In Pennsylvania, site of one of the most competitive Senate races this fall, Toomey is up against Democrat Katie McGinty, who has the support of another gun safety group, CeaseFire Pennsylvania. Giffords and Kelly said they recognize McGinty as a contender who “would be a consistent vote for life-saving gun safety laws in the Senate.” Upon endorsing McGinty on Tuesday, CeaseFire Pennsylvania applauded Toomey for his work on the bipartisan measure in 2013 but said he has since “let others assume the mantle of leadership” and instead has focused on other issues. Even though he co-sponsored the bill that failed in the Senate in 2013, Toomey is not viewed as an enemy by all in the pro-gun camp, as he has earned high marks from the NRA and Gun Owners of America.

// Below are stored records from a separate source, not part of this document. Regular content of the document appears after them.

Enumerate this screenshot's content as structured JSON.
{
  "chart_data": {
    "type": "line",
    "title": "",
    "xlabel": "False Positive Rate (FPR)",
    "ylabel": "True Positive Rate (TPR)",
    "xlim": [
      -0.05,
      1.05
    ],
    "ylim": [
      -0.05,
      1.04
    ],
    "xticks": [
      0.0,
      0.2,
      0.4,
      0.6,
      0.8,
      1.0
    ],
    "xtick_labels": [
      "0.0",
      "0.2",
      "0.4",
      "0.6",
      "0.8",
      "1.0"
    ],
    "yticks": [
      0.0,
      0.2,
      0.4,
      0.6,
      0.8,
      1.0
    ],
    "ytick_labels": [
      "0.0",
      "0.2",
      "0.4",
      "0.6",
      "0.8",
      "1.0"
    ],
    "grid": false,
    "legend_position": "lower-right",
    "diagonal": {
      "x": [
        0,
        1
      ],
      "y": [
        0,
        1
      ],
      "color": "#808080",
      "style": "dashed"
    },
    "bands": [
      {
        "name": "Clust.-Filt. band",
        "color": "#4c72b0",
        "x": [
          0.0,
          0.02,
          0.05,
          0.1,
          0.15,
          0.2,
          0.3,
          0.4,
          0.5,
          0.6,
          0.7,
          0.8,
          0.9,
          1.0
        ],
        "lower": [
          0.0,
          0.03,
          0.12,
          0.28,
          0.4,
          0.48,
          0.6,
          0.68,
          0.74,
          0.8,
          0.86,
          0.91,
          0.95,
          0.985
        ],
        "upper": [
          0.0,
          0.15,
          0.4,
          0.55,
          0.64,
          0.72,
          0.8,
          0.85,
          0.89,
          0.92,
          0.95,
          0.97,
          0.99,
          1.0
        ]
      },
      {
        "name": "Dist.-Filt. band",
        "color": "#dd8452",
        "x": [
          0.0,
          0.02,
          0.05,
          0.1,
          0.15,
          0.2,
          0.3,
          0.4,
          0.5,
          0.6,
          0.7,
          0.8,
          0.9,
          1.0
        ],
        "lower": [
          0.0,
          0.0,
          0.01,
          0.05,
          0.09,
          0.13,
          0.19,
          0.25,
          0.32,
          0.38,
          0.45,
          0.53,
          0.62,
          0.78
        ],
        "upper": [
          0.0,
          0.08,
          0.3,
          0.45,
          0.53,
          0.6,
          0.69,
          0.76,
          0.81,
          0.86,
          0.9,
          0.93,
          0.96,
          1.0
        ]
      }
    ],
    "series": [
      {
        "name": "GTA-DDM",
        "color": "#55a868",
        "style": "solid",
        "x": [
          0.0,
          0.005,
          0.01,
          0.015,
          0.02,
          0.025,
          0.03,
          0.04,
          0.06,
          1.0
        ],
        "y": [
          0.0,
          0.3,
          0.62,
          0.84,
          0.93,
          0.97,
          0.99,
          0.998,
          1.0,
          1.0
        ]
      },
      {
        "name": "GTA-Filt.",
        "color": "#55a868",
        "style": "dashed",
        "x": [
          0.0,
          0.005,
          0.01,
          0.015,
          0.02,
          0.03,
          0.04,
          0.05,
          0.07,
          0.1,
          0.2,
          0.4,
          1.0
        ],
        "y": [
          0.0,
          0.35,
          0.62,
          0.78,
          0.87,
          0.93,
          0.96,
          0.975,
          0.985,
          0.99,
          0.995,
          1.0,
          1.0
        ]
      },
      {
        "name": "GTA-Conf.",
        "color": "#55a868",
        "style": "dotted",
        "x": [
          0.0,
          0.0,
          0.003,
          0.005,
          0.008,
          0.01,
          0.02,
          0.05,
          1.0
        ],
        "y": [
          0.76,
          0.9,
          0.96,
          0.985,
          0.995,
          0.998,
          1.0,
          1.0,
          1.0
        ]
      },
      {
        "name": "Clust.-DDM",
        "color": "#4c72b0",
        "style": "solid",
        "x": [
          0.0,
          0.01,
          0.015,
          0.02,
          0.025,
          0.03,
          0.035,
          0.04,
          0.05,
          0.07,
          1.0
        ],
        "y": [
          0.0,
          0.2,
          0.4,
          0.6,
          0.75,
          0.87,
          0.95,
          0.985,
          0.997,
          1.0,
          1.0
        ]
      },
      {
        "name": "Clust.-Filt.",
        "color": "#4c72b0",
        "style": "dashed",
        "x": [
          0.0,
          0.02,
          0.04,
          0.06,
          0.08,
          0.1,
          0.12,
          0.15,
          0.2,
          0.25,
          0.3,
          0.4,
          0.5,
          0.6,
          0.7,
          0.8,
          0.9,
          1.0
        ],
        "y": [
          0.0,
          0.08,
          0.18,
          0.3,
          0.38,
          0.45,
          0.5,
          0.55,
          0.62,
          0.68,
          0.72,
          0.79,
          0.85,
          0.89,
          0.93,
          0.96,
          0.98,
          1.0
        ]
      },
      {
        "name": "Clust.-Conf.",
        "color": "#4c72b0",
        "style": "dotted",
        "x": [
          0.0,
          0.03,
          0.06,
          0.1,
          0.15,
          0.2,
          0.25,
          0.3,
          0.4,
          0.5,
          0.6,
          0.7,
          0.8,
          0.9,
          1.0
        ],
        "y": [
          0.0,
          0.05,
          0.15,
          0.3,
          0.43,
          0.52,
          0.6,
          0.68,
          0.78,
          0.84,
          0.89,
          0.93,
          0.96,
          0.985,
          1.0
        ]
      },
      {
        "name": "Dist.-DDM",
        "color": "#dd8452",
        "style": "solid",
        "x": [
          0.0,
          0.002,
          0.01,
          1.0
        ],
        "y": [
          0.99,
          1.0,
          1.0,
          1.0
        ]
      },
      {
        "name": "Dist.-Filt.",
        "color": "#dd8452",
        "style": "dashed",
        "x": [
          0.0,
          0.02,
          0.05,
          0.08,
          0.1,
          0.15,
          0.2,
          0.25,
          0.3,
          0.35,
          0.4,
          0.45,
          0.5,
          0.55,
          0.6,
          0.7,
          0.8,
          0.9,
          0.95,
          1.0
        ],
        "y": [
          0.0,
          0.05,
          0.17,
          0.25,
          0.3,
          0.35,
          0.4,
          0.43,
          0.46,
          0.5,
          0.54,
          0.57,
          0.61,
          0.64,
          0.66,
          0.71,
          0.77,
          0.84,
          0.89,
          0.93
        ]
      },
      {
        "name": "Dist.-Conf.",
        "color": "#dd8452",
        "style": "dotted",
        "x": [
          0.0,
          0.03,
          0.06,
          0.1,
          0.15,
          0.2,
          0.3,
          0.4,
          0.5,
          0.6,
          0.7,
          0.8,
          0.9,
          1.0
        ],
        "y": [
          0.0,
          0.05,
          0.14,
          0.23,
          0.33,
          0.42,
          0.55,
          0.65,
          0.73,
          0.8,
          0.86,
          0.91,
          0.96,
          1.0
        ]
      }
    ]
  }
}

Meanwhile, ARS’s endorsement could help Kirk in Illinois; in Chicago, widespread gun violence occurs nearly daily. In December, Kirk was the only Republican to cross party lines to vote in favor of a gun measure that would have prevented individuals on the terrorist watch list from legally buying guns in the United States. The vote on the legislation, which Senate Republicans easily blocked, took place a day after 14 people were fatally shot in San Bernardino, California, on December 2, 2015. He also recently received an “F”-rating from the NRA, meaning the group sees him as favoring strict gun laws.

Giffords and Kelly don’t question that Kirk’s opponent, Tammy Duckworth, would also be a gun safety leader if she is elected to the Senate. Duckworth’s spokesman, Matt McGrath, encourages voters to keep in mind that Kirk backs Republican Senate Majority Leader Mitch McConnell, who has been an outspoken opponent of gun reform.

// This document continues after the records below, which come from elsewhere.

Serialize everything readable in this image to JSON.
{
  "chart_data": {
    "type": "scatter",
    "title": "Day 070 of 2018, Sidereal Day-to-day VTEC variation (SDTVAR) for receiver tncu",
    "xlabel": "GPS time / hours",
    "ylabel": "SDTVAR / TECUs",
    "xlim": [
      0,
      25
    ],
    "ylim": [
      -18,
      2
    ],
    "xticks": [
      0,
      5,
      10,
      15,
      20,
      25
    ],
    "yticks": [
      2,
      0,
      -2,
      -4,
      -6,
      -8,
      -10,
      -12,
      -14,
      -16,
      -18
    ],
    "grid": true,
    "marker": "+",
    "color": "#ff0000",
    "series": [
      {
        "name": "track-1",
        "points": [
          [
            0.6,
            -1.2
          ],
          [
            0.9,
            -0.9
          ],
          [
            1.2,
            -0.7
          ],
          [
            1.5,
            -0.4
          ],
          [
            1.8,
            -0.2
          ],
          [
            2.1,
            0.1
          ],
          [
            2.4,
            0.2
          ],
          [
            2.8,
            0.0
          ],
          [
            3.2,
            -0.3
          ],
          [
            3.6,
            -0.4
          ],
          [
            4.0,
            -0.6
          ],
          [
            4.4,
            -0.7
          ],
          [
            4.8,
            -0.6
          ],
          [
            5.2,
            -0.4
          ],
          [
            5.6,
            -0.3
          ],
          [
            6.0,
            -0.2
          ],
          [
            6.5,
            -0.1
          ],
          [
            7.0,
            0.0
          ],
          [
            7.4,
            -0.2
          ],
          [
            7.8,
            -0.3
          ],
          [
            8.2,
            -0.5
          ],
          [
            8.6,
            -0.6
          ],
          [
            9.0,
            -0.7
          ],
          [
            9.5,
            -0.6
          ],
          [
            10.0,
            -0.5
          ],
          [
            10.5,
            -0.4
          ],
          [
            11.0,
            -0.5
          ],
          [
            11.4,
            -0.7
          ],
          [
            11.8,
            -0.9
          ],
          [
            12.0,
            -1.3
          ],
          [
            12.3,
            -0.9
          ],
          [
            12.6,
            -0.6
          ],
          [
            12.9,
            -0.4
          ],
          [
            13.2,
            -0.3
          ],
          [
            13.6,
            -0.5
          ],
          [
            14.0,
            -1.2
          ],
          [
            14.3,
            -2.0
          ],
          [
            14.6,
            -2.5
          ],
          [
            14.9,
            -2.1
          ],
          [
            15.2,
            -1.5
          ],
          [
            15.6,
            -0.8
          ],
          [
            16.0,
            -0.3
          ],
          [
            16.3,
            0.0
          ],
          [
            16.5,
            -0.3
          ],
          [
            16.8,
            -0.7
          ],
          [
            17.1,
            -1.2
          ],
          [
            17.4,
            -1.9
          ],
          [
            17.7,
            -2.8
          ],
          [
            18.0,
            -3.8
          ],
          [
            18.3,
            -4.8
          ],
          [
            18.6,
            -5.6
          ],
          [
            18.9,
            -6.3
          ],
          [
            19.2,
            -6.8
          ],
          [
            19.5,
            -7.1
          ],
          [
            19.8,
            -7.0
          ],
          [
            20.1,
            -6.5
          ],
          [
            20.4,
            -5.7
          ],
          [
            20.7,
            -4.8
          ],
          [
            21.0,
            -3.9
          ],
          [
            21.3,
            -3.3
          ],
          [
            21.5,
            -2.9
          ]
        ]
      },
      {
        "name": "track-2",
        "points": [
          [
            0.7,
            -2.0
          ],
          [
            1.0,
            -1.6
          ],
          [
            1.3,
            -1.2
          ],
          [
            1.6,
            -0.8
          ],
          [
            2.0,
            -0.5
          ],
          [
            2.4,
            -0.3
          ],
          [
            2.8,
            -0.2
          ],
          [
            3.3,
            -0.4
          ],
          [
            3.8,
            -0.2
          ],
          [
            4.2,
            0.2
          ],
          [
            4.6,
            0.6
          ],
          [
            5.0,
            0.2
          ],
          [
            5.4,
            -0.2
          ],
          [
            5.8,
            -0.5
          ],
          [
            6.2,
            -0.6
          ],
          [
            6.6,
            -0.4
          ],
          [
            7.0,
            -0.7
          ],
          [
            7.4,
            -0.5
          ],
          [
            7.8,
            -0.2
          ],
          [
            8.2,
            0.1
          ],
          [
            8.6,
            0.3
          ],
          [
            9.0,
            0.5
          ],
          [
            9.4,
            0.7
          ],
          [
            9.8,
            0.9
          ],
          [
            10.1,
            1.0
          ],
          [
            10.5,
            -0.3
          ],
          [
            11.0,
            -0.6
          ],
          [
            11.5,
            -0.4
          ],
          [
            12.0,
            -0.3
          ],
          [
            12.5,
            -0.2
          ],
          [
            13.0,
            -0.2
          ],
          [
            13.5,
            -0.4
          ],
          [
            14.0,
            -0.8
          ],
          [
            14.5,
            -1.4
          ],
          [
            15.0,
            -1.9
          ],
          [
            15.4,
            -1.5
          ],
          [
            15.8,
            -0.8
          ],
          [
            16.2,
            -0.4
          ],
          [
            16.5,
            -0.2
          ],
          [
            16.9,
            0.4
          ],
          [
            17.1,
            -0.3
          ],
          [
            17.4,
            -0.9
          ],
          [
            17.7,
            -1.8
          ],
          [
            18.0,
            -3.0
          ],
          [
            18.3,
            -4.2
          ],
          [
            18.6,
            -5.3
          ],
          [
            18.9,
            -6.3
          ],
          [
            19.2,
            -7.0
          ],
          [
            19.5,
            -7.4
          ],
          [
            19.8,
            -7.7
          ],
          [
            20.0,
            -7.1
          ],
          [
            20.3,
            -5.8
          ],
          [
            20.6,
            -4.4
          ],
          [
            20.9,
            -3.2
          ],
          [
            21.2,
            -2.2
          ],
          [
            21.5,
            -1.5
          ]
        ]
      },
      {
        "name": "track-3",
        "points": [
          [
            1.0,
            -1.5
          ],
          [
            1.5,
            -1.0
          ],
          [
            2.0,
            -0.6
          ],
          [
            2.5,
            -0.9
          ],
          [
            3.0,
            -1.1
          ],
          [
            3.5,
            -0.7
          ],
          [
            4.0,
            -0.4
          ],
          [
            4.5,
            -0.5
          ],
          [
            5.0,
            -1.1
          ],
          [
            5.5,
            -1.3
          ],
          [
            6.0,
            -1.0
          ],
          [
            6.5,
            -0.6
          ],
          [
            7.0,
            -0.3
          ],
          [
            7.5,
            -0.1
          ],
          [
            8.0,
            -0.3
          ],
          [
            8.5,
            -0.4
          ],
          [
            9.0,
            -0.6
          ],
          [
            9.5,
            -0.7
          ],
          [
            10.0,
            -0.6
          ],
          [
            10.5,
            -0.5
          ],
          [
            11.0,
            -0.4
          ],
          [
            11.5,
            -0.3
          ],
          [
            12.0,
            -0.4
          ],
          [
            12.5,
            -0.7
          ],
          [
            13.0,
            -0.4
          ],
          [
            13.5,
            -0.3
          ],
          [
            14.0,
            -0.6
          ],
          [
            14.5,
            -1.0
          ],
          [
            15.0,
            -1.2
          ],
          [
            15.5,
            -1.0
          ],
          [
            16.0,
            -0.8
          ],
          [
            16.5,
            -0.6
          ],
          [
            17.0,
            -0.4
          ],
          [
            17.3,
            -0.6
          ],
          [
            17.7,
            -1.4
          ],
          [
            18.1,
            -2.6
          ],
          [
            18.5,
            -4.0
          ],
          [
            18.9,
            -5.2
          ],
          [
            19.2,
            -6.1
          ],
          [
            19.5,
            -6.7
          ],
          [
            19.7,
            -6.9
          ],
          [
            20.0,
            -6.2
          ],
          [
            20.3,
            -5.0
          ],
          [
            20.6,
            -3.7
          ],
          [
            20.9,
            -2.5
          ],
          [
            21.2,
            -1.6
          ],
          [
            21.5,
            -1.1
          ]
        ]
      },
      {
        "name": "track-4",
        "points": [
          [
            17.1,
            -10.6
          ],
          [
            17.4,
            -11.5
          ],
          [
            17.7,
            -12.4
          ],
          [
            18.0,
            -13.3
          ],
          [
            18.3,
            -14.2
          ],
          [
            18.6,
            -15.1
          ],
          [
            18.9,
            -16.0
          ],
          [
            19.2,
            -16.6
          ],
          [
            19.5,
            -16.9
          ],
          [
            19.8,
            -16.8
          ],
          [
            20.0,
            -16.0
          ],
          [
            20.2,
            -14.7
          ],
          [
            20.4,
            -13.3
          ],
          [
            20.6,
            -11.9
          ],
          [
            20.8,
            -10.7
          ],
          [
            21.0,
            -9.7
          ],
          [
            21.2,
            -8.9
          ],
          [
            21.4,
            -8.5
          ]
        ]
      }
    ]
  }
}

Everytown for Gun Safety, another major group in the movement, so far has endorsed only one November candidate: Clinton. But the group, created by Bloomberg in 2014, has vowed to reach millions of voters in the most crucial states ahead of the elections, in its effort to elect what it calls gun-sense champions—from both sides of the aisle. And the Brady Campaign to Prevent Gun Violence, another leading gun-safety organization, has backed Clinton and is supporting Democrats Kamala Harris (in the California Senate race) and Susannah Randolph and Mike Honda (for House races in Florida and California, respectively).

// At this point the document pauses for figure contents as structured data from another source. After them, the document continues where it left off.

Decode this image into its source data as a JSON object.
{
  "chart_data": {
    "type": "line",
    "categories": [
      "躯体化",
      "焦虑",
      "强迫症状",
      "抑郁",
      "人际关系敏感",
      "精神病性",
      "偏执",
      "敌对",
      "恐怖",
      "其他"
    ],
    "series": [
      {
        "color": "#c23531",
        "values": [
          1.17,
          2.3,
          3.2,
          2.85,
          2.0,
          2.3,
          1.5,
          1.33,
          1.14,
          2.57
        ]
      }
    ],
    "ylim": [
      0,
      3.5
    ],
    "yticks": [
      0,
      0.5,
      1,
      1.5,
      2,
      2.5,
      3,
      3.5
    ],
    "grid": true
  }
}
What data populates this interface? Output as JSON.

Since the Sandy Hook massacre, there has been little action in Congress on the guns issue. But local leaders have been more productive in statehouses across the country: A total of 138 new, stronger gun laws have passed in 42 states in that time. “Gun violence prevention has gained a level of prominence unthinkable just a few years ago,” Giffords and Kelly said in the op-ed, citing Connecticut Senator Chris Murphy’s nearly 15-hour filibuster in June, which was followed by a historic sit-in on the House floor and a night devoted to gun safety at the Democratic Convention.

In a statement posted to Toomey’s website, Peter Ambler, executive director of ARS, defended the group’s support of the Pennsylvania senator by saying the country “needs more Republican elected officials to stand with the vocal majority of Americans who support common-sense steps that help keep guns out of the wrong hands and prevent gun tragedies.”